Hi

I’m blasting Cat Power’s cover of “Sea Of Love” and it makes me feel crazy emotional and beautiful because sometimes I think if my heart and my lungs and my brain could sing a song it would sound like this.

Can you tell I am feeling emo? These past few days, since getting back from Costa Rica, have been very strange for me. I went from being in this beautiful pure place, feeling like my happiness was untouchable, vowing to bring back this positive view on life, to being here, in reality, and losing complete grip of those emotions, and beating myself up over it. I am 99% positive that a lot of it has to do with the fact that I am not served the most delicious fruit plate every morning. But that is something I need to work on myself, unfortunately New Jersey doesn’t have the same selection of in season ripe fruit so I’ll just have to deal with it.

Mine and Joe’s wedding song just came on.
Glenn Miller Orchestra, “I’m Glad There Is You”

I have had a few conversations the past few days with one of my oldest and dearest (and best) friends, Mandy Fay. We are always in tune with each other no matter what is going on, but we are both having a hard time. So our initial conversations can start with text messages like “I most certainly just had a legitimate psychotic episode” or “I am so sick of failing at everything fucking thing I do” can be turned into sharing synopsis’s about the books we are currently devouring, or remember that time when we did stupid 1 2 or 3, or encouragements like “you are more than a friend, you are like my sister” ~ I just got off one of those phone calls, that started as her calling me to see if I was okay, and left me feeling positive, which is what really makes this fucking world GO ROUND!! Where’s the love? It’s here!

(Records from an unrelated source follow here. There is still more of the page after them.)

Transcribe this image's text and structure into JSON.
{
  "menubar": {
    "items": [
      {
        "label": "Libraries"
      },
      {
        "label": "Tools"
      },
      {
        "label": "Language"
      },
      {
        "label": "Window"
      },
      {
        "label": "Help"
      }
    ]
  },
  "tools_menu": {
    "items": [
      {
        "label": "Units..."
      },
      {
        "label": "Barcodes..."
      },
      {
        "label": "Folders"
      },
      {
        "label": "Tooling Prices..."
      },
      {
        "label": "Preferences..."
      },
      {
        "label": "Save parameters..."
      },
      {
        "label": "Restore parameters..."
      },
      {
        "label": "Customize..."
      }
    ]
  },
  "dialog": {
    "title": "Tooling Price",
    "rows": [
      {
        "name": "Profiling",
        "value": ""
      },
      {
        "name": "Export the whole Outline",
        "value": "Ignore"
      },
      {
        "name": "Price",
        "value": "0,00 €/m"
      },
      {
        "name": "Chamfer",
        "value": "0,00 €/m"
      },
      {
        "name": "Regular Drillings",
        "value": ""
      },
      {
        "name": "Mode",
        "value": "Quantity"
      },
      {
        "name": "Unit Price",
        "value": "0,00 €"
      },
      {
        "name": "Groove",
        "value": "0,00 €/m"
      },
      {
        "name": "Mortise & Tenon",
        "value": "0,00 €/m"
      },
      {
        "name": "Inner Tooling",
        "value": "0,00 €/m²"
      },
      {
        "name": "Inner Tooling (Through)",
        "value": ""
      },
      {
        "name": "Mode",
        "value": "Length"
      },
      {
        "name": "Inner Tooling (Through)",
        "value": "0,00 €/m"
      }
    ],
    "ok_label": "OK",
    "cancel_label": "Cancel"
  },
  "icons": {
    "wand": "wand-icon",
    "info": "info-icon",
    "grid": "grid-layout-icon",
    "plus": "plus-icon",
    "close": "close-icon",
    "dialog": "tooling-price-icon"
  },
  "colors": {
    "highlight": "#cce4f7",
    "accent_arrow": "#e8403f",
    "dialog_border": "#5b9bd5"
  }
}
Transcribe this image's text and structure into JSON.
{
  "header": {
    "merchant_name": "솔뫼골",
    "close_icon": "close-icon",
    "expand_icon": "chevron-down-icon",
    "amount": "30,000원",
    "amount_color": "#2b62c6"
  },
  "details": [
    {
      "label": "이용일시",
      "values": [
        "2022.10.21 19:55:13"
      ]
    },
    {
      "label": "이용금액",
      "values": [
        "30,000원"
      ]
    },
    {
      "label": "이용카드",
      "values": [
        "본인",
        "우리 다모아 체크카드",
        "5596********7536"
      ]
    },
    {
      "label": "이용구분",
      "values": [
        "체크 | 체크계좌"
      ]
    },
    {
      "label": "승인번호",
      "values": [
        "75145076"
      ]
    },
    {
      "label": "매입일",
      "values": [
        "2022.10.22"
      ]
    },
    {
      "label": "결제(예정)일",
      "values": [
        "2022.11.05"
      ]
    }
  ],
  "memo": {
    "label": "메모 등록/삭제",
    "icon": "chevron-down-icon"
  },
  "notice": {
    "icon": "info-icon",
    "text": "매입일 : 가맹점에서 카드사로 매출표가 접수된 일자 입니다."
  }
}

Devendra Banhart, “Can’t Help But Smiling”

Anyway. I also want to quasi-apoligize about my Hilary Clinton rant from the other day. Because I have been oddly enough thinking about it, not like anyone really reads this blog yet, but I don’t want to seem like such an ignorant shallow mo-mo. I really don’t know who my next Presidential candidate is, especially now that Chris Christie is out of the race (go ahead, now you can think I am an ignorant mo-mo, but I will debate him with you if you’d like…) — but I really just had to let it out there how I feel about Hilary. I know she is an extremely intelligent woman who has a good social media strategy and has so many other powerful woman rooting for her. But I just have this awful memory of shame dealing with blowies, and she will be forever associated with it. That’s just where I stand.

Florence + The Machine, “You’ve Got the Love (XX remix)”

My mom is on her way over here to pick me up so we can go to the mall. I can’t even remember the last time I went to the mall with her, so it should be fun. We are going up to Freehold to hit up the good stores. I am investing in an entirely new beauty routine from LUSH — because I am so tired of using all these chemically engineered products from a million different companies. I really don’t want to put harsh and random chemicals on my body anymore, so hopefully some hippy chick at the store will be patient with me. I am wearing a dress that I bought for the honeymoon, and it’s been in my suitcase, and my super sense of smell is just bothering me. It’s like this dress kind of smells like its been up against a dirty pair of something else (not panties, you sicko) — but like just the faintest smell of dirty laundry.. I don’t know it’s just kind of making me ill. It’s that suitcase smell. I am washing everything that was in the suitcase but most of it needs a nice dry sunny day to line dry and we haven’t had that yet, so here I am. I’m def not going home to change, but I just wanted to share that with you. Oh yeah, I also want to hit up H&M to restock some leggings and long tanks, what what! I also need some new bras but that’s a conversation for another day.

Jason Mraz, “Best Friend”

Last night the Bulls won their first game against the Cavs .. and the Royals beat the Mets in like the 100th inning. Isn’t that interesting. Anyway, my Mom just here so we are off to embark on a shopping extravaganza! …. My mom brought me pumpkins. She is so cute still doing mama things like that. “They were big enough, so I seat belted them in the back seat” — She also said she won’t let Joe ever carry her pumpkins again, because last year she got me a pumpkin with the cutest stem, it actually did a curly-que .. and Joe carried it by the stem(handle) and it snapped right off. Ha ha ha.. okay, off we go!


Joe and I on the honeymoon (this is the dress).